Snake Eyes
Experienced Starter w/First Big Contract
- Joined
- Oct 29, 2007
- Messages
- 5,699
- Reaction score
- 455
Those decisions resulted in a win. I am firmly of the viewpoint that the coaches of this team without question have more information about the opponent, their own players, the matchups, etc to make that decision better than I do, and if we had the same amount of data, they would also be better equipped to make the right decision with it.
So, I get that a bunch of people like to Monday morning QB and say their way is better, but when they win the game, there is not a single thing they could have done differently that would have produced a better result. Their job is to win the game, not to win it in any specific way, and their job is that the multiitude of interrelated decisions that they make add up to a win. No more, no less.
You can feel free to think that you know better. It is in fact true that with less knowledge and data, you could still guess your way to a better decision sometimes (broken clock is right twice a day) but even if you made 100% correct decisions on everything related to this game, we still can only win once.
As far as running the ball at the end, if they threw an incomplete pass, they would have lost the game. It was absolutely the right decision, and of course, it worked.
How did it "work" when the crucial play was a blocked FG, which is not only very rare but happened on the other side of the ball? The fact that they won isn't proof of a good decision, and if your criteria is based on how well they achieved the objective I don't know how it can be considered anything other than a fail: they gave the ball back to the opposition with plenty of time.

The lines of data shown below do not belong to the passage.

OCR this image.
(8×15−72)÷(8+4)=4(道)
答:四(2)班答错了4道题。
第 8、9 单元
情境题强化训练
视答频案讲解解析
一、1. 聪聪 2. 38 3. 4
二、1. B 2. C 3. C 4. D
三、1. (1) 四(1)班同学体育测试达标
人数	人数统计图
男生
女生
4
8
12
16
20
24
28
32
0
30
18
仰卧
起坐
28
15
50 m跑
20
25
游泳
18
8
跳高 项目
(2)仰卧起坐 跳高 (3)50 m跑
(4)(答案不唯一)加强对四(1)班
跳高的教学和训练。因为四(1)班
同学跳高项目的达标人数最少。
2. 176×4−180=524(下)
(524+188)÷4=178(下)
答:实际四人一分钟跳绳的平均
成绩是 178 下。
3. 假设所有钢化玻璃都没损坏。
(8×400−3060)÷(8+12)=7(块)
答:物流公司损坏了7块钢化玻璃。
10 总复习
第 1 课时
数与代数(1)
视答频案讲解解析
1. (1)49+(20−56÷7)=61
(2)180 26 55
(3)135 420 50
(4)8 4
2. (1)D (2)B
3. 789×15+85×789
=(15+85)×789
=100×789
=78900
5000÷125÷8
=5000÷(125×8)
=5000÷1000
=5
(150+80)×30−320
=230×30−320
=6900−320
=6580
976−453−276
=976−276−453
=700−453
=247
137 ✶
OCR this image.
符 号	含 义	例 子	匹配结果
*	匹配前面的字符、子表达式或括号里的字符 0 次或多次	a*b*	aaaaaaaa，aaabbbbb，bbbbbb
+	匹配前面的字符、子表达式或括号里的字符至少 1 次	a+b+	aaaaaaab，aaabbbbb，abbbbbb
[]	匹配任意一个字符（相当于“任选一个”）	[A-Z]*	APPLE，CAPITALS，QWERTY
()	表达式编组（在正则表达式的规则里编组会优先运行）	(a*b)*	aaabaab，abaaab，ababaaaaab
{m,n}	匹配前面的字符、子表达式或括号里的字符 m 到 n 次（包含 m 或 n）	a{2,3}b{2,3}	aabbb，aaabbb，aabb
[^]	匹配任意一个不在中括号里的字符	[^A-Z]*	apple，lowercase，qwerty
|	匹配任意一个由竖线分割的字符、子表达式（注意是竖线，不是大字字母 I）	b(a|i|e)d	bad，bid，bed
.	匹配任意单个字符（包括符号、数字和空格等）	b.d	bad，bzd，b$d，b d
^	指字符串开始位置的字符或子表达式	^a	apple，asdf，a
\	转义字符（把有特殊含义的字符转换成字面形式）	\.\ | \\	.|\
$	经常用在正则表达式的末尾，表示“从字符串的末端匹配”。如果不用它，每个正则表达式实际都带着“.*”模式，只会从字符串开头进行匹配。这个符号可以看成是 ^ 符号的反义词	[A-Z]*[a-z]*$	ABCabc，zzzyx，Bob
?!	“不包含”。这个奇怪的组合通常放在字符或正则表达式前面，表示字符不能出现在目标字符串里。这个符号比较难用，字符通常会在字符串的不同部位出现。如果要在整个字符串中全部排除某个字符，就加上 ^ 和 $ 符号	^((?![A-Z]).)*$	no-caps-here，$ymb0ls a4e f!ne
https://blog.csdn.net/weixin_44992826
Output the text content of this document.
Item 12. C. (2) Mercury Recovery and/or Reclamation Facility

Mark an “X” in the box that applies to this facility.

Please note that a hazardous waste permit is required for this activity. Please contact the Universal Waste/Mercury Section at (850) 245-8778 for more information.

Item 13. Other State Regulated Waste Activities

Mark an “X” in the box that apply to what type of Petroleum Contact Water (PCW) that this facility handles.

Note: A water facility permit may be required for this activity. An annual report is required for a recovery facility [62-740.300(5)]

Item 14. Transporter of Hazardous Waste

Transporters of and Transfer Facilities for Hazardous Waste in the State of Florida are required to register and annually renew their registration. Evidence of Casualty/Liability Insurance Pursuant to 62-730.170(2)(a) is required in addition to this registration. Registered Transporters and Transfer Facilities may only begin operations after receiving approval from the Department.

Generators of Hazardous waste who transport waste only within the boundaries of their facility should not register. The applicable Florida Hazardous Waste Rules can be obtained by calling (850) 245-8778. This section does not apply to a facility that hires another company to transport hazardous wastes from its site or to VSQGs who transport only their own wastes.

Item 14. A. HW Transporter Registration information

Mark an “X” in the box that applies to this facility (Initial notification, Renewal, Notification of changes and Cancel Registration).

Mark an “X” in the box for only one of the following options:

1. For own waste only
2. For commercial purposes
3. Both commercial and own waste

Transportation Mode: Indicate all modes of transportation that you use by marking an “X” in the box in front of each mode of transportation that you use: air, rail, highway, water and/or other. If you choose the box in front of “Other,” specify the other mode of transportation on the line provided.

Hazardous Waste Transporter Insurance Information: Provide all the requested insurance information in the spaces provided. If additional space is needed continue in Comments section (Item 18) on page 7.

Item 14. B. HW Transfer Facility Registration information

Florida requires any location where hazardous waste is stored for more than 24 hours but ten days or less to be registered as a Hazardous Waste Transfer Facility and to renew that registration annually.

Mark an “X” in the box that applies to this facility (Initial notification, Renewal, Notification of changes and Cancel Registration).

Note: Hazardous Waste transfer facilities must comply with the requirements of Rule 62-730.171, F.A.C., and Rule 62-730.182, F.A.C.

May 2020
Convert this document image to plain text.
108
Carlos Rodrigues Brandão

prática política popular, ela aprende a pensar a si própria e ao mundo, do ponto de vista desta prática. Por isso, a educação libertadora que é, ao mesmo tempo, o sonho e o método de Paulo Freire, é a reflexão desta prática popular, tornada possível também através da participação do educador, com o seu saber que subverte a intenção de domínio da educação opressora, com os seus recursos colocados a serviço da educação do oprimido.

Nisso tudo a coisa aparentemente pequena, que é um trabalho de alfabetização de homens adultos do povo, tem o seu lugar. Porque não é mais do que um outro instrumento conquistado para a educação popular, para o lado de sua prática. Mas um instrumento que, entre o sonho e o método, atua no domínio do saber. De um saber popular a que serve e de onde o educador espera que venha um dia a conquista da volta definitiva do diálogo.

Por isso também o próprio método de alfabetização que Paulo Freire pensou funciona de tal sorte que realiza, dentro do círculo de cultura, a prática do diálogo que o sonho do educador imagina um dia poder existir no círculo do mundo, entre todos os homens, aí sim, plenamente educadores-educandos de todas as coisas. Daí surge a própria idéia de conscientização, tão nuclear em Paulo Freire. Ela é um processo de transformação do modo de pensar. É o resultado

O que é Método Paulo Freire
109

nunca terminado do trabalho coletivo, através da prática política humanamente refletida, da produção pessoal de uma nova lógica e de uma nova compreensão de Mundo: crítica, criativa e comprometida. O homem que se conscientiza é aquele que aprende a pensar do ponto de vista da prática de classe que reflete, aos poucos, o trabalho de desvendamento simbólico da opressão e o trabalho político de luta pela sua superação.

Also, why would they have lost with 1 incomplete pass? They still have other downs to work with and if they converted a 1st everything would have been fine.
The fact is that when teams try to run those obvious running formations they usually fail, any military expert will tell you that the 'element of surprise' is probably THE most crucial element, and when you broadcast your intention like that you make it a lot easier to stop, which is why teams routinely stuff the run in those situations.